Candidates have one more week to register, and opponents of the president have met privately to try to field a unified slate.

Gul Agha Sherzai, popular governor of Nangarhar Province in the country's east and a former anti-Soviet guerrilla commander, had been in talks to head up a broad opposition ticket with two vice presidential candidates that would span ethnic lines.

But he told a news conference in the provincial capital Jalalabad that he had met Karzai and been persuaded not to run.

"I visited the president, and hugged his little son and decided to withdraw my candidacy for the presidential elections," the Pakistan-based news agency Afghan Islamic Press quoted him as saying. "I will neither lead this alliance nor announce my candidacy for the presidential election."

Sherzai also said he would resign as governor. But Karzai rejected his resignation and heaped him with praise.

"Hamid Karzai sees Gul Agha Sherzai as a very fine and hardworking governor and a good advisor, and rejects his resignation," the presidential palace said in a statement.

"The president of Afghanistan appreciated Gul Agah Sherzai's announcement he will not run in the presidential election, and called it a positive step toward improving the government and unity of the people of Afghanistan."

Defections appear to have left the opposition in disarray as the election draws closer.

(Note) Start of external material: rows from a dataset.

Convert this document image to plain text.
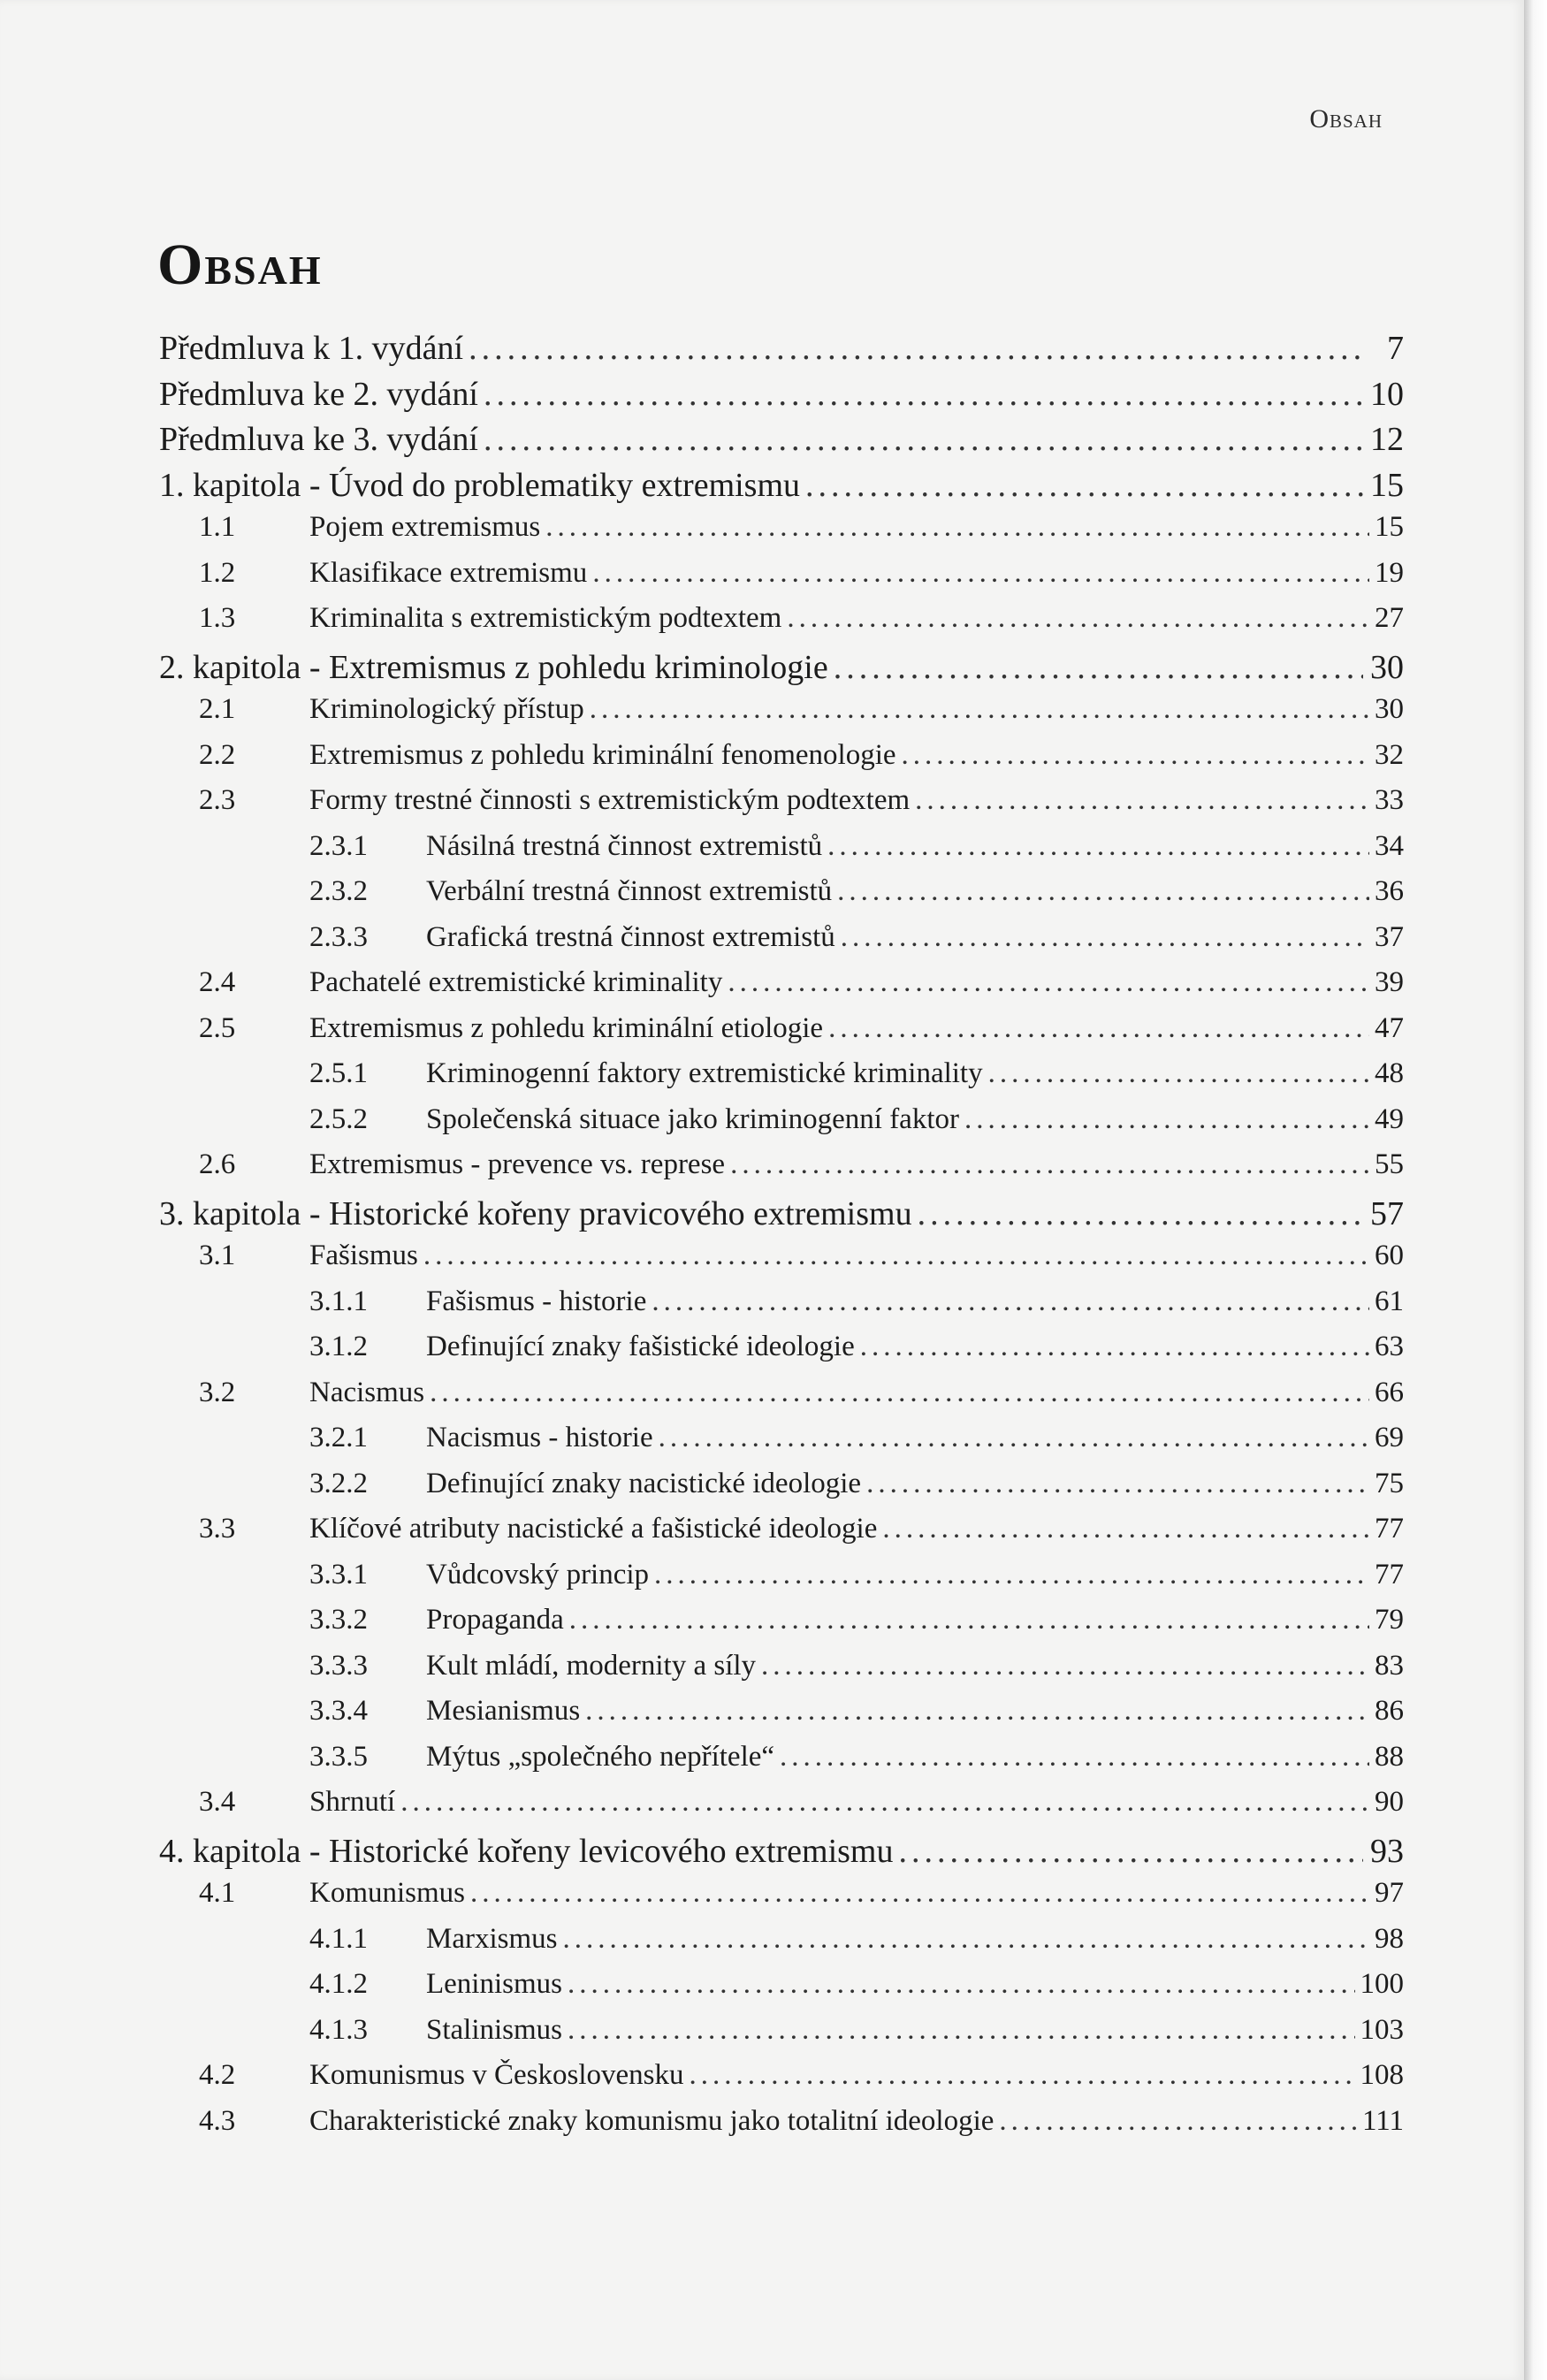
Obsah
Obsah
Předmluva k 1. vydání .....	7
Předmluva ke 2. vydání .....	10
Předmluva ke 3. vydání .....	12
1. kapitola - Úvod do problematiky extremismu .....	15
1.1	Pojem extremismus .....	15
1.2	Klasifikace extremismu .....	19
1.3	Kriminalita s extremistickým podtextem .....	27
2. kapitola - Extremismus z pohledu kriminologie .....	30
2.1	Kriminologický přístup .....	30
2.2	Extremismus z pohledu kriminální fenomenologie .....	32
2.3	Formy trestné činnosti s extremistickým podtextem .....	33
2.3.1	Násilná trestná činnost extremistů .....	34
2.3.2	Verbální trestná činnost extremistů .....	36
2.3.3	Grafická trestná činnost extremistů .....	37
2.4	Pachatelé extremistické kriminality .....	39
2.5	Extremismus z pohledu kriminální etiologie .....	47
2.5.1	Kriminogenní faktory extremistické kriminality .....	48
2.5.2	Společenská situace jako kriminogenní faktor .....	49
2.6	Extremismus - prevence vs. represe .....	55
3. kapitola - Historické kořeny pravicového extremismu .....	57
3.1	Fašismus .....	60
3.1.1	Fašismus - historie .....	61
3.1.2	Definující znaky fašistické ideologie .....	63
3.2	Nacismus .....	66
3.2.1	Nacismus - historie .....	69
3.2.2	Definující znaky nacistické ideologie .....	75
3.3	Klíčové atributy nacistické a fašistické ideologie .....	77
3.3.1	Vůdcovský princip .....	77
3.3.2	Propaganda .....	79
3.3.3	Kult mládí, modernity a síly .....	83
3.3.4	Mesianismus .....	86
3.3.5	Mýtus „společného nepřítele“ .....	88
3.4	Shrnutí .....	90
4. kapitola - Historické kořeny levicového extremismu .....	93
4.1	Komunismus .....	97
4.1.1	Marxismus .....	98
4.1.2	Leninismus .....	100
4.1.3	Stalinismus .....	103
4.2	Komunismus v Československu .....	108
4.3	Charakteristické znaky komunismu jako totalitní ideologie .....	111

Sherzai is a prominent member of Karzai's own Pashtun ethnic group, Afghanistan's largest, and could have headed an opposition ticket with vice presidential candidates drawn from other groups.

But the opposition has shown little sign of uniting.

Strong Position

Former Vice President Mohammad Qasim Fahim, one of the main leaders of the second largest ethnic group, the Tajiks, withdrew from a major opposition group earlier this month, apparently throwing his support behind Karzai.

Karzai was installed in power under an internationally brokered agreement after U.S.-backed Afghan forces drove Taliban guerrillas from power in 2001. In 2004 he won Afghanistan's first democratic presidential election.

In the years since then, a sharply worsening Taliban insurgency in the south and east, and a state seen as ineffective and corrupt, have damaged his image both at home and among the Western countries supporting his government with troops and cash.

Yet the disarray in the opposition ranks means he will be in a strong position when he flies to Washington next week for his first White House meeting with Obama, along with Pakistan's President Asif Ali Zardari.

The Obama administration, which was initially highly critical of Karzai as ineffective and tolerant of corruption, has since stopped criticizing him in public, and the White House visit will be seen in Afghanistan as a signal of Washington's support.